Michael Schumacher começou o Grande Prêmio da França em segundo atrás de Fernando Alonso, da Renault, em uma Ferrari que era fundamentalmente mais rápida, mas lutou para mostrar isso em uma volta de qualificação ou nas primeiras voltas de um stint em sua borracha Bridgestone.


A Ferrari entrou na corrida com três paradas, mas o estrategista Luca Baldisserri também tinha uma opção de quatro paradas em mente se Schumacher não estivesse no ar. Tendo perseguido Alonso nas duas primeiras passagens, a Ferrari se comprometeu com quatro pit stops.


Schumacher assumiu uma carga relativamente leve em sua segunda parada na volta 29. A parada de Alonso foi antecipada, mas ainda com três paradas em mente, e o tempo perdido com Michelins envelhecidos no final de seu segundo stint fez com que ele saísse dos boxes atrás Schumacher.


Schumacher agora conseguiu bater o martelo e conseguiu tempo mais do que suficiente no terceiro e quarto stints para emergir de sua parada final na volta 58 à frente de Alonso.
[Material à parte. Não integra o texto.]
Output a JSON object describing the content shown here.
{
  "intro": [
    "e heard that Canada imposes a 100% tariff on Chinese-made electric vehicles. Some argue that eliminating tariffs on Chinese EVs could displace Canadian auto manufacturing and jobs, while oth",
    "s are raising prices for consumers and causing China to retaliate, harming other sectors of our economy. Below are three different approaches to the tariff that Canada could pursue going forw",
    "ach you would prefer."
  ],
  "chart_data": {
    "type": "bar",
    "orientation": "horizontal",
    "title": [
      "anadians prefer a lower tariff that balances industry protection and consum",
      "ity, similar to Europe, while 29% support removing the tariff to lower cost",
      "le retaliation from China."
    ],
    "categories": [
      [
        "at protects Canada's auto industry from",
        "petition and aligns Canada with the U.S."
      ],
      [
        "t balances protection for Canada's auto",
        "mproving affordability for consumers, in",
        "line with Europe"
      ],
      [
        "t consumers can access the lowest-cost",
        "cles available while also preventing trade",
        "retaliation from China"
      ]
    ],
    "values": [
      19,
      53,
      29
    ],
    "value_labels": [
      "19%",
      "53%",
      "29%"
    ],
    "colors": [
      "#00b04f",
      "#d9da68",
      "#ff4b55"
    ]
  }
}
Apesar de passar pouco mais de 15 segundos no pit lane do que Alonso em suas quatro paradas, Schumacher venceu por 8,329s.

Como a liderança balançou para frente e para trás entre os pit stops

6. Sebastian Vettel – Grande Prêmio da Itália de 2010

Posição final: 4º

O piloto da Red Bull Sebastian Vettel entrou na corrida em Monza planejando parar na volta 14-15, mas no final ele permaneceu em seu conjunto de Bridgestones até a volta 52. Assim como Albon na Austrália 2022, ele fez o obrigatório pit stop para mudar para o outro composto de pneus no final da penúltima volta.


A estratégia funcionou lindamente. Vettel ficou em sétimo na primeira parte da corrida e apesar de seus pneus macios perderem um pouco de aderência, ele conseguiu rodar em bom ritmo durante todo o stint graças ao ar limpo. Ele estava pronto para superar o piloto da Williams, Nico Hulkenberg, e Robert Kubica, da Renault, com bastante facilidade, mas foi difícil com a Mercedes de Nico Rosberg e o companheiro de equipe Mark Webber


O tráfego para Rosberg, que tinha Webber a reboque, no final da corrida permitiu que Vettel fizesse sua parada e saísse à frente para terminar em quarto. Embora não tenha sido um grande resultado em si, o fato de Vettel conquistar o título por apenas quatro pontos tornou essa decisão estratégica extremamente significativa.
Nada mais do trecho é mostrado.